Today I finished The Grimoire of Kings, book one of the Tales of Bramoria, and started the 2nd book in the trilogy.
The 2nd book is already easier to read than the first book. I say that because in the 1st book, the protagonist isn't exactly fun to be around, and the thing is, in a book we spend a lot of time with them, and I genuinely didn't want to.
Three friends are snatched from our world and dropped into a fantasy world where magic works, and they react differently to that happening to them.
Now I get it, we want a lot of growth in a main character, and the further they're going to go, the further back they need to be for the run-up to where we want them to be, right? If it's a long story, they can't start out great and just stay great the whole time. That's no fun to read at all is it? Where's the story arc? Where's the personal growth?
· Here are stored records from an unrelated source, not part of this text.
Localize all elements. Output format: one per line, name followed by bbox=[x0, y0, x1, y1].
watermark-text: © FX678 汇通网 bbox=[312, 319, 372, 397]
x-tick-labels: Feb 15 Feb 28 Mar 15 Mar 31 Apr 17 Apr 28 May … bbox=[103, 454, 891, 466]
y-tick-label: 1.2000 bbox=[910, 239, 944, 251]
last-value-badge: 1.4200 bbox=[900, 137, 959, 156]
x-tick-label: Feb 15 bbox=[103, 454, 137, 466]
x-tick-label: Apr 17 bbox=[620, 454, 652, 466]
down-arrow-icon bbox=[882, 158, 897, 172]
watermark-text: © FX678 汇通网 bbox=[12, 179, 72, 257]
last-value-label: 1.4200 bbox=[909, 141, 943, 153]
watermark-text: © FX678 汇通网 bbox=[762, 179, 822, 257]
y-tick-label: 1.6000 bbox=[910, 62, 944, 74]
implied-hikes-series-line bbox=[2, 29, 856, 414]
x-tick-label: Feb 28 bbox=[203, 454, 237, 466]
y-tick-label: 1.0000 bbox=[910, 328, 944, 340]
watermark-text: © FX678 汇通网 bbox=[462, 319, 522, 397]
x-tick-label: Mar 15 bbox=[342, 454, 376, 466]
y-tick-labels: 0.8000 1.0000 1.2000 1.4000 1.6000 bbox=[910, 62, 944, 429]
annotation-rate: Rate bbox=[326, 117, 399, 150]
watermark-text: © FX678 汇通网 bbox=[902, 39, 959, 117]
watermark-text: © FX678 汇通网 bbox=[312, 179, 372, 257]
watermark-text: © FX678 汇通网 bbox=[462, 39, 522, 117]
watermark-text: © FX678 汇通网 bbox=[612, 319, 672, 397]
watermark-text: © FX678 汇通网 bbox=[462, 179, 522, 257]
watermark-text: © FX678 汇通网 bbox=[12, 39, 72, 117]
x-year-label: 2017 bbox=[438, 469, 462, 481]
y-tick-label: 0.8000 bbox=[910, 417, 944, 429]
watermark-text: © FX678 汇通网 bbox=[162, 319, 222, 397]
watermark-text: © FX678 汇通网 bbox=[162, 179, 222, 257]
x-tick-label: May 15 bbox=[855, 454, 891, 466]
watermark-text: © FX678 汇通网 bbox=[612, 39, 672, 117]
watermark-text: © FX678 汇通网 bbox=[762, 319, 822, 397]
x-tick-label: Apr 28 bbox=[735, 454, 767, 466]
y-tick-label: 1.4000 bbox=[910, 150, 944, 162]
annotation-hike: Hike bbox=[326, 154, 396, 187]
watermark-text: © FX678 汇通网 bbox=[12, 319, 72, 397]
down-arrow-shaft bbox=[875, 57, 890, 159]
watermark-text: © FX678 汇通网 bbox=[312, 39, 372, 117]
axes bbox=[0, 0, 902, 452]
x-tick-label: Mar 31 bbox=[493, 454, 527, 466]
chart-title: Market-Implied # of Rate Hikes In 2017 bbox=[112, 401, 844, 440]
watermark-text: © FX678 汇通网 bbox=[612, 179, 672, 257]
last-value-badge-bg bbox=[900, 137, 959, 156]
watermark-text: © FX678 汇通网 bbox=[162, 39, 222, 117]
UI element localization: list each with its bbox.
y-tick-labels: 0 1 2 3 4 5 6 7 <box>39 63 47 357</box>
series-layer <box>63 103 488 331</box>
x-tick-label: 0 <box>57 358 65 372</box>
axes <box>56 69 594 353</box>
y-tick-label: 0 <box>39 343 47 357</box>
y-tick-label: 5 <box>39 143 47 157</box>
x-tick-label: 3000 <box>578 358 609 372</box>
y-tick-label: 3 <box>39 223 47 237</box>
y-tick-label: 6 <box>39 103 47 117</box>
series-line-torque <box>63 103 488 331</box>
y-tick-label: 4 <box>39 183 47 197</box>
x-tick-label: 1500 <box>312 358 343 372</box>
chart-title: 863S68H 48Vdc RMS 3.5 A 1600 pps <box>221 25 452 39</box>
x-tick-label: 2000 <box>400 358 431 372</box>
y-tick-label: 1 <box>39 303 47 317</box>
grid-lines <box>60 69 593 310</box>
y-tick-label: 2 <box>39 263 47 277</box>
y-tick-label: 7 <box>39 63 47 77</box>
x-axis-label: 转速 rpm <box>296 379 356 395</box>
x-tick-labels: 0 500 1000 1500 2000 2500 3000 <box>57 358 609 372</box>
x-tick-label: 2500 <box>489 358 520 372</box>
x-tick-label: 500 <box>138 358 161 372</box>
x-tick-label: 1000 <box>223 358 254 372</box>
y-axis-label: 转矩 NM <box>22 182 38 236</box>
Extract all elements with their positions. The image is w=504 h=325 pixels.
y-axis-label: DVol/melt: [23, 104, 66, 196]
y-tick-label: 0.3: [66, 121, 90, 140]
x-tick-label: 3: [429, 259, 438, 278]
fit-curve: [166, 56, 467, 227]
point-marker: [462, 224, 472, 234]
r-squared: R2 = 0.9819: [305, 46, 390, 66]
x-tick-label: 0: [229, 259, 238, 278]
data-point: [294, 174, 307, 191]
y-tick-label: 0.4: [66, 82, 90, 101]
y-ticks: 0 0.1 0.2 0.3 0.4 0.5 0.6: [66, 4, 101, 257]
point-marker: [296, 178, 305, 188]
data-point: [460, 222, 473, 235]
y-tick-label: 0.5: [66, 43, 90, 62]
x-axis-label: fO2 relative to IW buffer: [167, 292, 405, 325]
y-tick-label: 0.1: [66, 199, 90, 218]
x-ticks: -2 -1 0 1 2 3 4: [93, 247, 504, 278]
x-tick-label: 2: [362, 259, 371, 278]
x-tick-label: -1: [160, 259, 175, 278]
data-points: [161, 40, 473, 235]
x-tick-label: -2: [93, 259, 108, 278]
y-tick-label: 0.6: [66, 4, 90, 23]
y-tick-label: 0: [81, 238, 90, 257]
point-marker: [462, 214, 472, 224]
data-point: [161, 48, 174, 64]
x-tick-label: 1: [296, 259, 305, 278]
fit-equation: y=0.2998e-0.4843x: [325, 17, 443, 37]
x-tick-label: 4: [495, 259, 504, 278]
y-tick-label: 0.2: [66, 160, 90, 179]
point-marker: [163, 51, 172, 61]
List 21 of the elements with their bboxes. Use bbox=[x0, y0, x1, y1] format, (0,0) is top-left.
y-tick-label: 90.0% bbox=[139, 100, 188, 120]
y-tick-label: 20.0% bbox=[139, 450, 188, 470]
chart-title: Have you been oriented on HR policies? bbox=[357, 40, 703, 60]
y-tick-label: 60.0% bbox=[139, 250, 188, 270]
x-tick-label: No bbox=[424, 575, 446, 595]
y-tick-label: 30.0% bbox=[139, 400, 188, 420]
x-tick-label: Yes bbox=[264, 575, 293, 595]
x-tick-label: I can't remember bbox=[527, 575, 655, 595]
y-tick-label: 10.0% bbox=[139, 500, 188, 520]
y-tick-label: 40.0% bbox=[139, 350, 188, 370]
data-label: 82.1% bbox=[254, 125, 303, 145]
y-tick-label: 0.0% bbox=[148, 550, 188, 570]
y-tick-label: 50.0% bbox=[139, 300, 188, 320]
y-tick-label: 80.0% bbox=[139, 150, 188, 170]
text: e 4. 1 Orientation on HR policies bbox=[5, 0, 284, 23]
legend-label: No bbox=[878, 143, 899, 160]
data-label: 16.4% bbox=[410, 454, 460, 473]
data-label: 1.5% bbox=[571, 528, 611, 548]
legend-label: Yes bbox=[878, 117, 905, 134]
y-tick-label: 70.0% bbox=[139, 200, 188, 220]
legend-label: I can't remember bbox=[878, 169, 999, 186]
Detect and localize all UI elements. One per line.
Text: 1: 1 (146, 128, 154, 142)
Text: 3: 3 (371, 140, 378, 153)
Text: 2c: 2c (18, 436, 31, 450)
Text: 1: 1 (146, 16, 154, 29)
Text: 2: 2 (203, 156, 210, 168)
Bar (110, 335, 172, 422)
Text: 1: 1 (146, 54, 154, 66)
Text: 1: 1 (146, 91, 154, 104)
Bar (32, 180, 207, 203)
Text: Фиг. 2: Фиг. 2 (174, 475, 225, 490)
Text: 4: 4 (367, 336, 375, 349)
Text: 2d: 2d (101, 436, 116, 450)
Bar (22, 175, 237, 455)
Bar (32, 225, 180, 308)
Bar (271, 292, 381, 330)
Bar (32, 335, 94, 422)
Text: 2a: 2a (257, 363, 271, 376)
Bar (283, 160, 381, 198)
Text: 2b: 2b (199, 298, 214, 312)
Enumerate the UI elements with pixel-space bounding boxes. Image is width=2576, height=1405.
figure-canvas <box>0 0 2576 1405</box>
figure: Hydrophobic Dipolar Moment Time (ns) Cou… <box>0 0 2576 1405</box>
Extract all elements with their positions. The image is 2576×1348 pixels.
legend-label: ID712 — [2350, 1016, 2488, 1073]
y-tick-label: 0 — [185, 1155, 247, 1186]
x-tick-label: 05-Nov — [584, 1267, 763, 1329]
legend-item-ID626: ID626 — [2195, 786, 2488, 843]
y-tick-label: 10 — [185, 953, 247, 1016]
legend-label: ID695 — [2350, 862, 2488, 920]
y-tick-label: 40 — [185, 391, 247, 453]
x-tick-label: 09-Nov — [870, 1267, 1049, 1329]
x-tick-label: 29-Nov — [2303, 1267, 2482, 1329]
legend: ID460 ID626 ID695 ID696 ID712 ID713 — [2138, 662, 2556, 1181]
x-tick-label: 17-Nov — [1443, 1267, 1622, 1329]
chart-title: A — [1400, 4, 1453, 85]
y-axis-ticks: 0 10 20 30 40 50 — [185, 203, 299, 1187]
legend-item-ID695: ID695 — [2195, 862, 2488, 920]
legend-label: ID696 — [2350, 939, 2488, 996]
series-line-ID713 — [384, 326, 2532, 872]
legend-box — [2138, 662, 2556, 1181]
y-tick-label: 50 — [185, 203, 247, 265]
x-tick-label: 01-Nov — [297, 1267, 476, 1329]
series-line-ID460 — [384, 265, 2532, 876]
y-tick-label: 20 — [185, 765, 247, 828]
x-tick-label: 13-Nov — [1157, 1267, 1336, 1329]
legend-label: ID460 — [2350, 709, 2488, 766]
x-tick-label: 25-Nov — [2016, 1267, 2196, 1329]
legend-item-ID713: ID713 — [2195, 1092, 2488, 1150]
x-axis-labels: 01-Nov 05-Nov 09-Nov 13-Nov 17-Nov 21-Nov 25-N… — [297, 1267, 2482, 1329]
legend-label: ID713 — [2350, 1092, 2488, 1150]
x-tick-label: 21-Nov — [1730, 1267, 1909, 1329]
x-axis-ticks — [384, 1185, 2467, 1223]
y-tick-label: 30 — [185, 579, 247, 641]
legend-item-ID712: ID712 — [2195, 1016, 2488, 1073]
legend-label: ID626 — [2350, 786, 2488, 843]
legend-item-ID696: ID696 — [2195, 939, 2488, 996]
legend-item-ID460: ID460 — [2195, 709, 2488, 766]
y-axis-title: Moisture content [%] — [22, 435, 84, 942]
So, I get it. He started out as a prat because we get to watch him become NOT a prat and then we'll root for him, yeah? I totally get it. But still, dear Lord. Give us a glimpse of something worth sticking around for, would ya?
I started the series twice and finished the first book the second time by just pounding my face into it over and over again until I came through the other side.
When I started the second book in the first few chapters, it was already worth it to push through. If you're considering it do it. Just keep going.
It's an epic story, and as such it has a long introduction, and the first book is mostly establishing where we were, what we need to do, the call to adventure, and the hero refusing the call. I don't know if it's going to keep it up on the Hero's Journey or not, but the first part was pretty firmly in that pattern, which means the book isn't going to follow it three times with three arcs that continue ever upward in a sort of leapfrog thing like I'd thought of it doing. It appears to be just one giant honking leap.
Buy it as a trilogy and read it as a trilogy. Don't think of it as three distinct books. You'll be, as I was, put off. Think of it as a single epic story, not three books.
What I'm saying it, read the book; read the series. The world-building is good, and I'm enjoying the story. I like the fish out of water part of it, the neighboring worlds part of it, and the magic system that I've seen so far. I'm liking the relationships between the characters, even the character that got on my very last nerve. His relationships were well-realized and were distinct. Each character had their own voice and their own motivations, wants, and goals, and they weren't carbon copies of each other at all.
Go get the series. I'm super happy with book two, The Sage and the Phoenix.